Belén Arranz Díez habla con devoción de su abuelo Martín Díez de la Banda. En sus ojos se percibe no solo el orgullo familiar que siente sino también la pasión que debió heredar del artífice de una de las obras civiles más importantes de la ciudad: el Puente Nuevo

-¿Cómo vive la familia este aniversario?

-Sentimos una emoción inenarrable, porque supone poner en valor lo que para don Martín fue lo más importante y esencial de su vida. Y, al poner en valor esta obra, se puede admirar todavía más a un hombre del que yo te diría que por encima de su capacidad profesional, su saber hacer y su dedicación a los que amaba, a los ourensanos en este caso, estuvo su bondad de corazón. Fue un hombre fundamentalmente bueno.

-¿Qué recuerdos guarda de cómo fueron los años en los que se construyó el puente?

-Él fue un hombre entregado a la contrucción civil. Empezó en Oviedo a ser un profesional muy avanzado en cuanto al conocimiento y pruebas del hormigón armado y del trabajo con el hierro. Cuando vino a Ourense ya hizo algún que otro puente y fue desarrollando su capacidad constructora avanzada. En aquella época, los ingenieros de caminos eran profesionales que trabajaban de forma rutinaria. Si tenían que hacer algo se encargaba fuera. Por eso, lo más importante de la tarea que desarrolla en Ourense es que ni él ni la constructora con la que trabajaba se marcharon fuera a buscar el material. Todo lo trajeron de aquí. Le pasaba lo mismo que cuentan que a Gaudí con la Sagrada Familia: no había cenas, comidas, domingos, fiestas, el abuelo desaparecía. Fue un poco la batalla de mi abuela, con sus seis hijos.

-Terminada la obra, ¿se sintió orgulloso de lo que había hecho? ¿Fue consciente?

-Sí, claro. Pero también de los ourensanos y de toda la gente con la que había trabajado.
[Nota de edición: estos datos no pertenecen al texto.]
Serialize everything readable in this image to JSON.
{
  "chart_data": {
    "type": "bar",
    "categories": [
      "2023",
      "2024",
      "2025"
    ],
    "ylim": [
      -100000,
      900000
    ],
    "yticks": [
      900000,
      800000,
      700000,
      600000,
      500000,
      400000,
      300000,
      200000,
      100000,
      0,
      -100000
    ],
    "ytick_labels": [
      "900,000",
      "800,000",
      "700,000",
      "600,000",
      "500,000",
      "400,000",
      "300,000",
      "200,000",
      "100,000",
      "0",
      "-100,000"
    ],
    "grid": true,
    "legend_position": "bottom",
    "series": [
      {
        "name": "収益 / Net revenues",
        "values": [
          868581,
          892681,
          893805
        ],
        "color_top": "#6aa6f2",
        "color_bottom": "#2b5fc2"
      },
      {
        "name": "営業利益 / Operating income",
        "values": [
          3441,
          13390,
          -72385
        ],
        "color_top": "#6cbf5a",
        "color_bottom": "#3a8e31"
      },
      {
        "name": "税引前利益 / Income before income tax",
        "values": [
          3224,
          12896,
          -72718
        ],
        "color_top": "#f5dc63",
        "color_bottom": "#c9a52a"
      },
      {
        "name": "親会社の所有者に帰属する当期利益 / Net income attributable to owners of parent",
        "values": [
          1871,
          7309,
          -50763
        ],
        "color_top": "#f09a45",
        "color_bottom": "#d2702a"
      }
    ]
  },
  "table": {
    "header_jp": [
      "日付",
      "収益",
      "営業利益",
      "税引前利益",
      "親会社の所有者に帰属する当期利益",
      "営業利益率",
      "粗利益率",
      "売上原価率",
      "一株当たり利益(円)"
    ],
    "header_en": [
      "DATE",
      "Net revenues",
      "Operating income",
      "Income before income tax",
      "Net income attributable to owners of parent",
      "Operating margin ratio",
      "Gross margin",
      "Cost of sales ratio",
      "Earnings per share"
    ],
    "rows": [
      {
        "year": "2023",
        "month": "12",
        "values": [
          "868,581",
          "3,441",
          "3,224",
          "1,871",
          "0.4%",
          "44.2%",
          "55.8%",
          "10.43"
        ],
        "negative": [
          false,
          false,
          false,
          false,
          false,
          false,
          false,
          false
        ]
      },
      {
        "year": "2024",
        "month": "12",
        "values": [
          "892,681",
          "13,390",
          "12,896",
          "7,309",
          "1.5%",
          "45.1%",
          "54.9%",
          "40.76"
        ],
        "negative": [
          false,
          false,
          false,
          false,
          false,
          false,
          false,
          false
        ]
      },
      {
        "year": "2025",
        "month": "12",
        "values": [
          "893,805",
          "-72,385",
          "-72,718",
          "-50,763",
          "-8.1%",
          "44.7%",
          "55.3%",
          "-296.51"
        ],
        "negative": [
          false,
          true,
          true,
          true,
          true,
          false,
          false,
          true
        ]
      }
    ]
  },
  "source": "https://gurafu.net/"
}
En su despacho, mi abuelo tenía muchas fotografías de sus obras y recuerdos. Pero la más importante, la que siempre presidió nuestra casa, era el puente nuevo de Ourense. Él vivió con su imagen hasta el final de sus días. La construcción del puente fue el punto de la vida de mi abuelo, su culmen profesional.

-Fue importante la relación que mantuvo con el constructor para que la obra fuera perfecta.

-En Oviedo fue cuando comenzó a trabajar y a hacer prácticas con el constructor. Ese tándem fue importantísimo. También fue determinante que la ciudad de Ourense entendiera el proyecto. Primero quisieron hacer algo más trivial, un puente más. Pero amaba tanto a los ourensanos que hizo algo importante. El puente fue un acto supremo de amor a los ourensanos. De hecho ahora, a los cien años, los ourensanos lo festejan.

-Usted era pequeña cuando su abuelo falleció, pero ¿cuál fue el legado ourensano que dejó en la familia?

-Mucho, cuatro de sus hijos nacieron aquí. Ourense presidió nuestra vida, porque el puente de Ourense presidió nuestra casa. El hogar de un hombre es el lugar más íntimo y ahí lo tenía presente.

-¿Qué impresión tiene cuando ve el puente?

-Me parece que está hecho con amor, perfecto y equilibrado, pensado para muchas generaciones. Me transmite amor no solo por los que están sino por los que vendrán. Parece que fue hecho ayer. Es importante entender que dentro de 100 años, el río de la vida habrá traído a otros ourensanos, pero el Miño y el puente seguirán.